Gatting: Gower gave me confidence
The turning tracks in India may not have proved particularly fruitful for England batsmen over the years, but it was on those demanding surfaces where Mike Gatting’s international career really took off.
Prior to England’s tour of India in 1984-85, Gatting had yet to record a Test century in the six years which followed his debut as a promising 20-year-old.
It was, as Gatting himself concedes, no surprise that his inclusion in the touring party was far from guaranteed. However, captain David Gower appreciated the Middlesex man’s mastery of spin would be pivotal on the subcontinent, and it was that support which inspired Gatting during a memorable series.
“David Gower had a bit of a battle to get me out there in the first place, I believe, because they didn’t want to take me - probably quite rightly so,” Gatting told ecb.co.uk.

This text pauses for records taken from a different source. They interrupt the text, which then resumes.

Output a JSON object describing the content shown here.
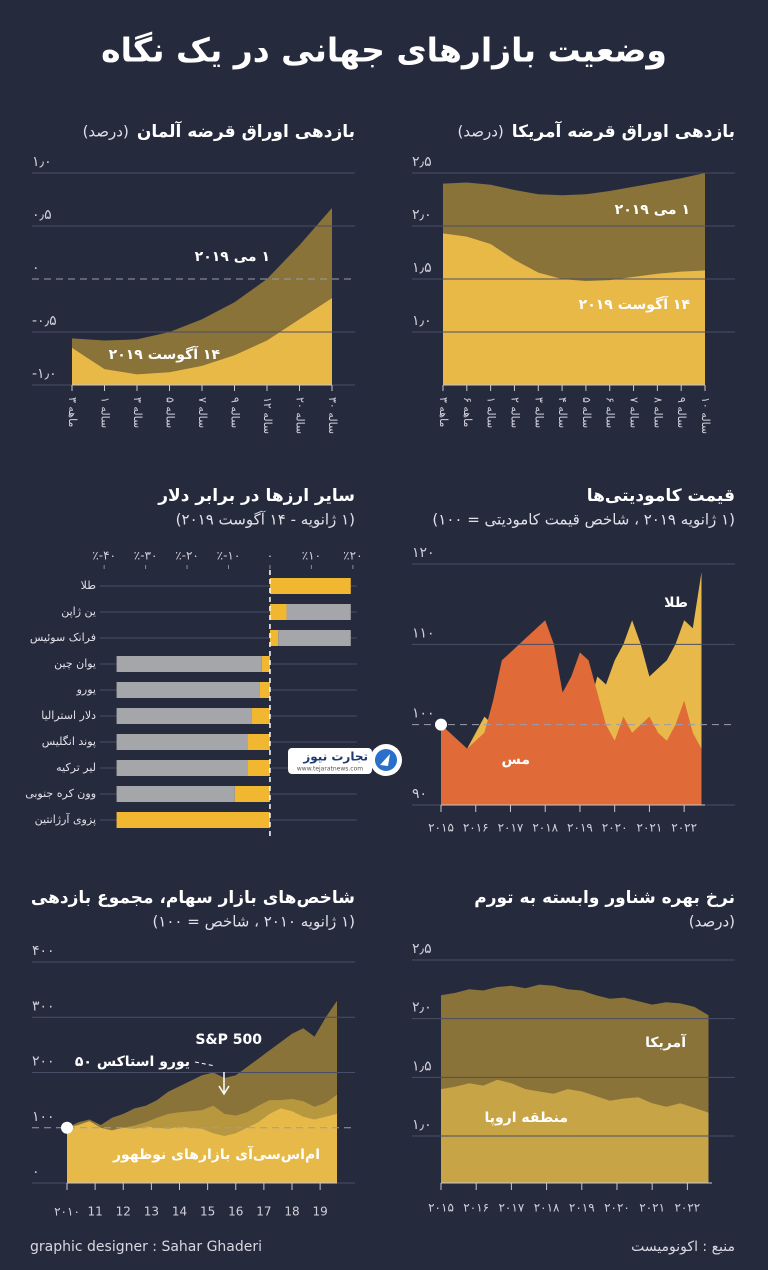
{
  "title": "وضعیت بازارهای جهانی در یک نگاه",
  "source": "منبع : اکونومیست",
  "designer": "graphic designer : Sahar Ghaderi",
  "logo": {
    "name": "تجارت نیوز",
    "url": "www.tejaratnews.com"
  },
  "chart_data": [
    {
      "type": "area",
      "title": "بازدهی اوراق قرضه آمریکا",
      "subtitle": "(درصد)",
      "categories": [
        "۳ ماهه",
        "۶ ماهه",
        "۱ ساله",
        "۲ ساله",
        "۳ ساله",
        "۴ ساله",
        "۵ ساله",
        "۶ ساله",
        "۷ ساله",
        "۸ ساله",
        "۹ ساله",
        "۱۰ ساله"
      ],
      "series": [
        {
          "name": "۱ می ۲۰۱۹",
          "color": "#8a7338",
          "values": [
            2.4,
            2.41,
            2.39,
            2.34,
            2.3,
            2.29,
            2.3,
            2.33,
            2.37,
            2.41,
            2.45,
            2.5
          ]
        },
        {
          "name": "۱۴ آگوست ۲۰۱۹",
          "color": "#e9b948",
          "values": [
            1.93,
            1.9,
            1.83,
            1.68,
            1.56,
            1.5,
            1.48,
            1.49,
            1.52,
            1.55,
            1.57,
            1.58
          ]
        }
      ],
      "ylim": [
        0.5,
        2.5
      ],
      "yticks": [
        {
          "value": 1.0,
          "label": "۱٫۰"
        },
        {
          "value": 1.5,
          "label": "۱٫۵"
        },
        {
          "value": 2.0,
          "label": "۲٫۰"
        },
        {
          "value": 2.5,
          "label": "۲٫۵"
        }
      ],
      "grid": true
    },
    {
      "type": "area",
      "title": "بازدهی اوراق قرضه آلمان",
      "subtitle": "(درصد)",
      "categories": [
        "۳ ماهه",
        "۱ ساله",
        "۳ ساله",
        "۵ ساله",
        "۷ ساله",
        "۹ ساله",
        "۱۲ ساله",
        "۲۰ ساله",
        "۳۰ ساله"
      ],
      "series": [
        {
          "name": "۱ می ۲۰۱۹",
          "color": "#8a7338",
          "values": [
            -0.56,
            -0.58,
            -0.57,
            -0.5,
            -0.38,
            -0.22,
            0.0,
            0.32,
            0.67
          ]
        },
        {
          "name": "۱۴ آگوست ۲۰۱۹",
          "color": "#e9b948",
          "values": [
            -0.65,
            -0.85,
            -0.9,
            -0.88,
            -0.82,
            -0.72,
            -0.58,
            -0.38,
            -0.18
          ]
        }
      ],
      "ylim": [
        -1.0,
        1.0
      ],
      "yticks": [
        {
          "value": -1.0,
          "label": "-۱٫۰"
        },
        {
          "value": -0.5,
          "label": "-۰٫۵"
        },
        {
          "value": 0,
          "label": "۰"
        },
        {
          "value": 0.5,
          "label": "۰٫۵"
        },
        {
          "value": 1.0,
          "label": "۱٫۰"
        }
      ],
      "reference_line": 0,
      "grid": true
    },
    {
      "type": "bar",
      "orientation": "horizontal",
      "stacked": true,
      "title": "سایر ارزها در برابر دلار",
      "subtitle": "(۱ ژانویه - ۱۴ آگوست ۲۰۱۹)",
      "categories": [
        "طلا",
        "ین ژاپن",
        "فرانک سوئیس",
        "یوان چین",
        "یورو",
        "دلار استرالیا",
        "پوند انگلیس",
        "لیر ترکیه",
        "وون کره جنوبی",
        "پزوی آرژانتین"
      ],
      "series": [
        {
          "color": "#f2b731",
          "values": [
            19.5,
            4,
            2,
            -2,
            -2.5,
            -4.5,
            -5.5,
            -5.5,
            -8.5,
            -37
          ]
        },
        {
          "color": "#a5a6a9",
          "values": [
            0,
            15.5,
            17.5,
            -35,
            -34.5,
            -32.5,
            -31.5,
            -31.5,
            -28.5,
            0
          ]
        }
      ],
      "xlim": [
        -41,
        21
      ],
      "xticks": [
        {
          "value": -40,
          "label": "٪-۴۰"
        },
        {
          "value": -30,
          "label": "٪-۳۰"
        },
        {
          "value": -20,
          "label": "٪-۲۰"
        },
        {
          "value": -10,
          "label": "٪-۱۰"
        },
        {
          "value": 0,
          "label": "۰"
        },
        {
          "value": 10,
          "label": "٪۱۰"
        },
        {
          "value": 20,
          "label": "٪۲۰"
        }
      ],
      "reference_line": 0
    },
    {
      "type": "area",
      "title": "قیمت کامودیتی‌ها",
      "subtitle": "(۱ ژانویه ۲۰۱۹ ، شاخص قیمت کامودیتی = ۱۰۰)",
      "x": [
        2015,
        2015.25,
        2015.5,
        2015.75,
        2016,
        2016.25,
        2016.5,
        2016.75,
        2017,
        2017.25,
        2017.5,
        2017.75,
        2018,
        2018.25,
        2018.5,
        2018.75,
        2019,
        2019.25,
        2019.5,
        2019.75,
        2020,
        2020.25,
        2020.5,
        2020.75,
        2021,
        2021.25,
        2021.5,
        2021.75,
        2022,
        2022.25,
        2022.5
      ],
      "series": [
        {
          "name": "طلا",
          "color": "#e8b84a",
          "values": [
            100,
            99,
            98,
            97,
            99,
            101,
            100,
            99,
            99,
            100,
            100,
            101,
            100,
            99,
            98,
            99,
            100,
            102,
            106,
            105,
            108,
            110,
            113,
            110,
            106,
            107,
            108,
            110,
            113,
            112,
            119
          ]
        },
        {
          "name": "مس",
          "color": "#e06a38",
          "values": [
            100,
            99,
            98,
            97,
            98,
            99,
            103,
            108,
            109,
            110,
            111,
            112,
            113,
            110,
            104,
            106,
            109,
            108,
            104,
            100,
            98,
            101,
            99,
            100,
            101,
            99,
            98,
            100,
            103,
            99,
            97
          ]
        }
      ],
      "xlim": [
        2015,
        2022.6
      ],
      "xticks": [
        {
          "value": 2015,
          "label": "۲۰۱۵"
        },
        {
          "value": 2016,
          "label": "۲۰۱۶"
        },
        {
          "value": 2017,
          "label": "۲۰۱۷"
        },
        {
          "value": 2018,
          "label": "۲۰۱۸"
        },
        {
          "value": 2019,
          "label": "۲۰۱۹"
        },
        {
          "value": 2020,
          "label": "۲۰۲۰"
        },
        {
          "value": 2021,
          "label": "۲۰۲۱"
        },
        {
          "value": 2022,
          "label": "۲۰۲۲"
        }
      ],
      "ylim": [
        90,
        120
      ],
      "yticks": [
        {
          "value": 90,
          "label": "۹۰"
        },
        {
          "value": 100,
          "label": "۱۰۰"
        },
        {
          "value": 110,
          "label": "۱۱۰"
        },
        {
          "value": 120,
          "label": "۱۲۰"
        }
      ],
      "reference_line": 100,
      "grid": true
    },
    {
      "type": "area",
      "title": "شاخص‌های بازار سهام، مجموع بازدهی",
      "subtitle": "(۱ ژانویه ۲۰۱۰ ، شاخص = ۱۰۰)",
      "x": [
        2010,
        2010.4,
        2010.8,
        2011.2,
        2011.6,
        2012,
        2012.4,
        2012.8,
        2013.2,
        2013.6,
        2014,
        2014.4,
        2014.8,
        2015.2,
        2015.6,
        2016,
        2016.4,
        2016.8,
        2017.2,
        2017.6,
        2018,
        2018.4,
        2018.8,
        2019.2,
        2019.6
      ],
      "series": [
        {
          "name": "S&P 500",
          "color": "#8a7338",
          "values": [
            100,
            110,
            115,
            105,
            118,
            125,
            135,
            140,
            150,
            165,
            175,
            185,
            195,
            200,
            190,
            195,
            210,
            225,
            240,
            255,
            270,
            280,
            265,
            300,
            330
          ]
        },
        {
          "name": "یورو استاکس ۵۰",
          "color": "#b8983f",
          "values": [
            100,
            102,
            108,
            98,
            96,
            100,
            104,
            110,
            118,
            125,
            128,
            130,
            132,
            140,
            125,
            122,
            128,
            140,
            150,
            150,
            152,
            148,
            138,
            145,
            160
          ]
        },
        {
          "name": "ام‌اس‌سی‌آی بازارهای نوظهور",
          "color": "#e6b949",
          "values": [
            100,
            105,
            112,
            100,
            95,
            100,
            98,
            102,
            100,
            98,
            102,
            100,
            98,
            90,
            85,
            90,
            100,
            110,
            125,
            135,
            130,
            120,
            115,
            120,
            125
          ]
        }
      ],
      "xlim": [
        2010,
        2019.6
      ],
      "xticks": [
        {
          "value": 2010,
          "label": "۲۰۱۰"
        },
        {
          "value": 2011,
          "label": "11"
        },
        {
          "value": 2012,
          "label": "12"
        },
        {
          "value": 2013,
          "label": "13"
        },
        {
          "value": 2014,
          "label": "14"
        },
        {
          "value": 2015,
          "label": "15"
        },
        {
          "value": 2016,
          "label": "16"
        },
        {
          "value": 2017,
          "label": "17"
        },
        {
          "value": 2018,
          "label": "18"
        },
        {
          "value": 2019,
          "label": "19"
        }
      ],
      "ylim": [
        0,
        400
      ],
      "yticks": [
        {
          "value": 0,
          "label": "۰"
        },
        {
          "value": 100,
          "label": "۱۰۰"
        },
        {
          "value": 200,
          "label": "۲۰۰"
        },
        {
          "value": 300,
          "label": "۳۰۰"
        },
        {
          "value": 400,
          "label": "۴۰۰"
        }
      ],
      "reference_line": 100,
      "grid": true
    },
    {
      "type": "area",
      "title": "نرخ بهره شناور وابسته به تورم",
      "subtitle": "(درصد)",
      "x": [
        2015,
        2015.4,
        2015.8,
        2016.2,
        2016.6,
        2017,
        2017.4,
        2017.8,
        2018.2,
        2018.6,
        2019,
        2019.4,
        2019.8,
        2020.2,
        2020.6,
        2021,
        2021.4,
        2021.8,
        2022.2,
        2022.6
      ],
      "series": [
        {
          "name": "آمریکا",
          "color": "#8a7338",
          "values": [
            2.2,
            2.22,
            2.25,
            2.24,
            2.27,
            2.28,
            2.26,
            2.29,
            2.28,
            2.25,
            2.24,
            2.2,
            2.17,
            2.18,
            2.15,
            2.12,
            2.14,
            2.13,
            2.1,
            2.03
          ]
        },
        {
          "name": "منطقه اروپا",
          "color": "#c7a445",
          "values": [
            1.4,
            1.42,
            1.45,
            1.43,
            1.48,
            1.45,
            1.4,
            1.38,
            1.36,
            1.4,
            1.38,
            1.34,
            1.3,
            1.32,
            1.33,
            1.28,
            1.25,
            1.28,
            1.24,
            1.2
          ]
        }
      ],
      "xlim": [
        2015,
        2022.7
      ],
      "xticks": [
        {
          "value": 2015,
          "label": "۲۰۱۵"
        },
        {
          "value": 2016,
          "label": "۲۰۱۶"
        },
        {
          "value": 2017,
          "label": "۲۰۱۷"
        },
        {
          "value": 2018,
          "label": "۲۰۱۸"
        },
        {
          "value": 2019,
          "label": "۲۰۱۹"
        },
        {
          "value": 2020,
          "label": "۲۰۲۰"
        },
        {
          "value": 2021,
          "label": "۲۰۲۱"
        },
        {
          "value": 2022,
          "label": "۲۰۲۲"
        }
      ],
      "ylim": [
        0.6,
        2.5
      ],
      "yticks": [
        {
          "value": 1.0,
          "label": "۱٫۰"
        },
        {
          "value": 1.5,
          "label": "۱٫۵"
        },
        {
          "value": 2.0,
          "label": "۲٫۰"
        },
        {
          "value": 2.5,
          "label": "۲٫۵"
        }
      ],
      "grid": true
    }
  ]
}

“But he said ‘no, Gatts - he’s one of the best players of spin and we need him out there’ and he fought for that. I got out there and played reasonably well.”
What Gatting defines as “reasonably well” was 575 runs in the series. His long wait for a century in the five-day arena ended in the opening contest in Bombay, now Mumbai, and once that particular monkey was off his back, there was no stopping Gatting.
“Getting the first hundred was hugely important because it then really gave me the confidence to actually carry on,” he admits.
Gatting’s landmark ton was not enough to prevent England slipping to an eight-wicket defeat, but he was at the crease unbeaten when the tourists won by the same margin to level the series in the very next contest in Delhi.
After a drawn third Test, the two sides headed for a pivotal meeting in Madras, now Chennai, where Gatting produced his best-ever knock in an England shirt. He compiled 207, adding 241 in a second-wicket stand with Graeme Fowler, whose 201 was also a career-best knock, as England demolished the hosts by nine wickets.
The final Test finished in a draw, confirming the tourists’ 2-1 triumph - the last Test series victory for an England side on Indian soil. Their achievements are even more remarkable considering the tumultuous circumstances which greeted their arrival in Asia.
Gatting explained: “This was a fascinating tour because, sadly, we had the death of Indira Gandhi, then we went down to Sri Lanka and it rained for 10 days, almost. And a bomb went off in the naval yard because the Tamil (Tigers) were there and that was only half a mile down from our hotel, so we wondered what was going on. We got back up to Bombay, and we went to the deputy high commissioner and, sadly, he was assassinated.
“So before we played the first Test match, there was huge sort of furore about whether we should be staying or going or whatever, and it got quite heated at times.”
Gatting demonstrated an incredible ability to put such distractions to the back of his mind when he occupied the crease, staying cool in conditions which took every “ounce of energy”, according to team-mate Fowler.
Elaborating on the key to scoring runs in India, Gatting said: “I came up and down the wicket a bit, I did sweep a lot and I think just trying to keep the pads out of the way was the big thing.
“For me, it was about occupying the crease, making sure the singles were being taken and trying to keep the bowlers off their length, if you like. Don’t give them a chance to settle, just keep trying to manoeuvre the ball around but in a safe way.”